Willard Carroll worked at the venue owned by his uncle, Pat Mason, and remembers climbing up a ladder and changing the individual sheet metal letters outside each week from the word “S-K-A-T-E” to “D-A-N-C-E.”
He would then head inside to help set up the 20 by 30 foot stage, and put “dance wax” on the floor to prepare for the hundreds of people who would be descending on the hall for an evening of fun the next day.
“There could be as many as 500 to 600 people there on a Saturday night,” Carroll said during a recent interview.

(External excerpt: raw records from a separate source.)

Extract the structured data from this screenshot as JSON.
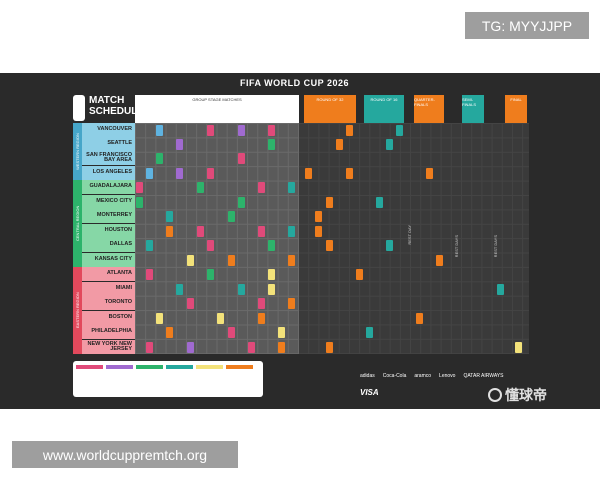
{
  "watermark_top": "TG: MYYJJPP",
  "watermark_bottom": "www.worldcuppremtch.org",
  "poster": {
    "title": "FIFA WORLD CUP 2026",
    "logo_text": "MATCH SCHEDULE",
    "header_group": "GROUP STAGE MATCHES",
    "header_r32": "ROUND OF 32",
    "header_r16": "ROUND OF 16",
    "header_qf": "QUARTER-FINALS",
    "header_sf": "SEMI-FINALS",
    "header_final": "FINAL",
    "regions": [
      "WESTERN REGION",
      "CENTRAL REGION",
      "EASTERN REGION"
    ],
    "cities": [
      "VANCOUVER",
      "SEATTLE",
      "SAN FRANCISCO BAY AREA",
      "LOS ANGELES",
      "GUADALAJARA",
      "MEXICO CITY",
      "MONTERREY",
      "HOUSTON",
      "DALLAS",
      "KANSAS CITY",
      "ATLANTA",
      "MIAMI",
      "TORONTO",
      "BOSTON",
      "PHILADELPHIA",
      "NEW YORK NEW JERSEY"
    ],
    "rest_labels": [
      "REST DAY",
      "REST DAYS",
      "REST DAYS"
    ],
    "sponsors": [
      "adidas",
      "Coca-Cola",
      "aramco",
      "Lenovo",
      "QATAR AIRWAYS",
      "VISA"
    ],
    "corner_mark": "懂球帝",
    "colors": {
      "background": "#2a2a2a",
      "western": "#46a6c9",
      "central": "#2db36b",
      "eastern": "#e2495c",
      "orange": "#ef7d1d",
      "teal": "#25a89e",
      "yellow": "#f3e27a"
    }
  }
}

A variety of bands, singers and dancers entertained the crowds. And these weren’t just small-time locally known acts. According to Carroll’s daughter, Sheri Phares, some of the guest performers included the era’s top names in country music like singer and actor Tex Ritter; pianist, composer and arranger Stan Kenton; Disney composer and tuba and brass instrumentalist George Bruns; and singer Willie Nelson, who at the time had also worked as a disc jockey at KVAN radio station in Portland.